Boo Yoon Jung, Rohleder Stephan, Muensterer Oliver J
Department of Surgery, Division of Pediatric Surgery, Korea University College of Medicine, Seoul, South Korea.
Department of Pediatric Surgery, University Medicine of Johannes Gutenberg University, Mainz, Germany.
European J Pediatr Surg Rep. 2017 Jan;5(1):e26-e28. doi: 10.1055/s-0037-1604049. Epub 2017 Jul 28.
Closure of the posterolateral defect in some cases of congenital diaphragmatic hernia (CDH) can be difficult. Percutaneous transcostal suturing is often helpful to create a complete, watertight closure of the diaphragm. A challenge with the technique is passing the needle out the same tract that it entered so that no skin is caught when the knots are laid down into the subcutaneous tissue. This report describes a novel technique using a Tuohy needle to percutaneously suture the posterolateral defect during thoracoscopic repair of CDH. We report a case of a 6-week-old infant who presented with a CDH and ipsilateral intrathoracic kidney that was repaired using thoracoscopic approach. The posterolateral part of the defect was repaired by percutaneous transcostal suturing and extracorporeal knot tying. To assure correct placement of the sutures and knots, a Tuohy needle was used to guide the suture around the rib and out through the same subcutaneous tract. The total operative time was 145 minutes and there were no perioperative complications. The patient was followed up for 3 months, during which there was no recurrence. Our percutaneous Tuohy technique for closure of the posterolateral part of CDH enables a secure, rapid, and tensionless repair.

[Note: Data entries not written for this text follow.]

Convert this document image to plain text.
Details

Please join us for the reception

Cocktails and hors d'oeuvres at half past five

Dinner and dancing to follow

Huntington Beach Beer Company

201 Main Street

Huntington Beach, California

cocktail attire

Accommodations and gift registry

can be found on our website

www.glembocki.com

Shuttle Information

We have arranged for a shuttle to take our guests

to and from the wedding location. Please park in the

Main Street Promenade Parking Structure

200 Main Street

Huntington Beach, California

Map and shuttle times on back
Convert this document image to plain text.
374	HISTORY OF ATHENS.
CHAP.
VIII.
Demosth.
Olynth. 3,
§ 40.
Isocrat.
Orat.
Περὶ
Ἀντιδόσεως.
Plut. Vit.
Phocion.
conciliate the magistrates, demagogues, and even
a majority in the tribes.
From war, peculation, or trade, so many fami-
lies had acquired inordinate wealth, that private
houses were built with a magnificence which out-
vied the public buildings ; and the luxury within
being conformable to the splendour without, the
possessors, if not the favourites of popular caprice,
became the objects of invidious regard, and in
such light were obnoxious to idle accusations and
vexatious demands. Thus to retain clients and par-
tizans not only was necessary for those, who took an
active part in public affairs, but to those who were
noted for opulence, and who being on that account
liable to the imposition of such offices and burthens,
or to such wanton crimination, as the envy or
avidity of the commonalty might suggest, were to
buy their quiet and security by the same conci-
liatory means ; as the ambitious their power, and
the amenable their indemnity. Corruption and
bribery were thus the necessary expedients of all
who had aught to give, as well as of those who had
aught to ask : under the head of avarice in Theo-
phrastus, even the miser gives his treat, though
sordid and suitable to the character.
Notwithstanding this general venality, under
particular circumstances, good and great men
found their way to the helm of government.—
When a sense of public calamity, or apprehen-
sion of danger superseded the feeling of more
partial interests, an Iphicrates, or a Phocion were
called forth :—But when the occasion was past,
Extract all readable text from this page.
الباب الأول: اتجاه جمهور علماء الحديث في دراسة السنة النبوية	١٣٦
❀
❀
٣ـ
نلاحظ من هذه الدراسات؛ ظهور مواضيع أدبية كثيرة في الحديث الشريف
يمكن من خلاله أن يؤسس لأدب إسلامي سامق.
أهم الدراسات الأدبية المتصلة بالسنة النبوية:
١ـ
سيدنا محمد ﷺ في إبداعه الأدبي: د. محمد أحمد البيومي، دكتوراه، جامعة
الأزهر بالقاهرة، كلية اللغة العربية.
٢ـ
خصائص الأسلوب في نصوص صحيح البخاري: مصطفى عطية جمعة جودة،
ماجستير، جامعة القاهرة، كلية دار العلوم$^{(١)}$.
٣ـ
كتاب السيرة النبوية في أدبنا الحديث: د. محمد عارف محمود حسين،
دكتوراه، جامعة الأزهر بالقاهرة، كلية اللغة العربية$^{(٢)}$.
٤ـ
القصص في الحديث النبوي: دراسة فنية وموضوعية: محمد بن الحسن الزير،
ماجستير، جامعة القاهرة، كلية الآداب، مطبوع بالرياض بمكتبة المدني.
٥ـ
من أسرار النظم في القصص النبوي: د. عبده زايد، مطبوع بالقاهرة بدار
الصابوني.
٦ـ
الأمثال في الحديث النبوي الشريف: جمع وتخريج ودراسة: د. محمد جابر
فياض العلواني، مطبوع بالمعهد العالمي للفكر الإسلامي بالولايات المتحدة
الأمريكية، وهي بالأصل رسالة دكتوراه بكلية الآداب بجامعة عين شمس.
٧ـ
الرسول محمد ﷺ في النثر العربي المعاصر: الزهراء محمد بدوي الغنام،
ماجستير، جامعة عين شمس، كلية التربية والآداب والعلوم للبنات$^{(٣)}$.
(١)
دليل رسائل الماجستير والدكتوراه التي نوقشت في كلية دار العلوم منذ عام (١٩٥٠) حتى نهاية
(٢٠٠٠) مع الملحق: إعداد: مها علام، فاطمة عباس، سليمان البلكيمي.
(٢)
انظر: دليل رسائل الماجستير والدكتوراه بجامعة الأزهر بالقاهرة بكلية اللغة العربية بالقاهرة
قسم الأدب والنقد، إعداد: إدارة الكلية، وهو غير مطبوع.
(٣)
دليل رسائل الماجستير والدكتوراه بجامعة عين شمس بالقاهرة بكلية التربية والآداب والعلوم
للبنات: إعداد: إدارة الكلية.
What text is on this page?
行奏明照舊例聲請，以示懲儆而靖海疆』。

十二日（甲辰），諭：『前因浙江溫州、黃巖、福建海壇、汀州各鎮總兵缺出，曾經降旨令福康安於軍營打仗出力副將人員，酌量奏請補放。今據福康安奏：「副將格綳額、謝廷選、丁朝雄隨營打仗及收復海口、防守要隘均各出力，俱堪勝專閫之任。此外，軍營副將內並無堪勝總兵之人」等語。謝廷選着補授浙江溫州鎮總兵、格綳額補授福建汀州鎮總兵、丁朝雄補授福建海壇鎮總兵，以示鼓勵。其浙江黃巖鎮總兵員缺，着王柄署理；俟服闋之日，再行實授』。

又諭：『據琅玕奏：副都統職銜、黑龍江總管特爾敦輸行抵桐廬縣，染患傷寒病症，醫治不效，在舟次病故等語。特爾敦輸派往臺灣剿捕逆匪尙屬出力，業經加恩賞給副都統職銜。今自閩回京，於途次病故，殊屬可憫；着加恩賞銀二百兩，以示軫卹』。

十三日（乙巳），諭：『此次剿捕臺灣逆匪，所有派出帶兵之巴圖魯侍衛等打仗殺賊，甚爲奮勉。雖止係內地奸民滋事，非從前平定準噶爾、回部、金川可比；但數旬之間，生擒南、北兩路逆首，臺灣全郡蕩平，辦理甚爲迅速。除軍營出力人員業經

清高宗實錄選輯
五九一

在某些先天性膈疝(CDH)病例中,闭合后外侧缺损可能具有挑战性。经皮肋缘缝合术通常有助于实现膈肌的完全、防水闭合。该技术的一个挑战是使针从其进入的同一通道穿出,以便在将结埋入皮下组织时不会夹住皮肤。本报告描述了一种在胸腔镜修复CDH期间使用Tuohy针经皮缝合后外侧缺损的新技术。
我们报告了一例6周大的婴儿,患有CDH和同侧胸腔内肾,采用胸腔镜方法进行修复。缺损的后外侧部分通过经皮肋缘缝合和体外打结进行修复。为确保缝线和结的正确放置,使用Tuohy针引导缝线绕过肋骨并从同一皮下通道穿出。总手术时间为145分钟,无围手术期并发症。对患者进行了3个月的随访,在此期间无复发。
我们用于闭合CDH后外侧部分的经皮Tuohy技术能够实现安全、快速且无张力的修复。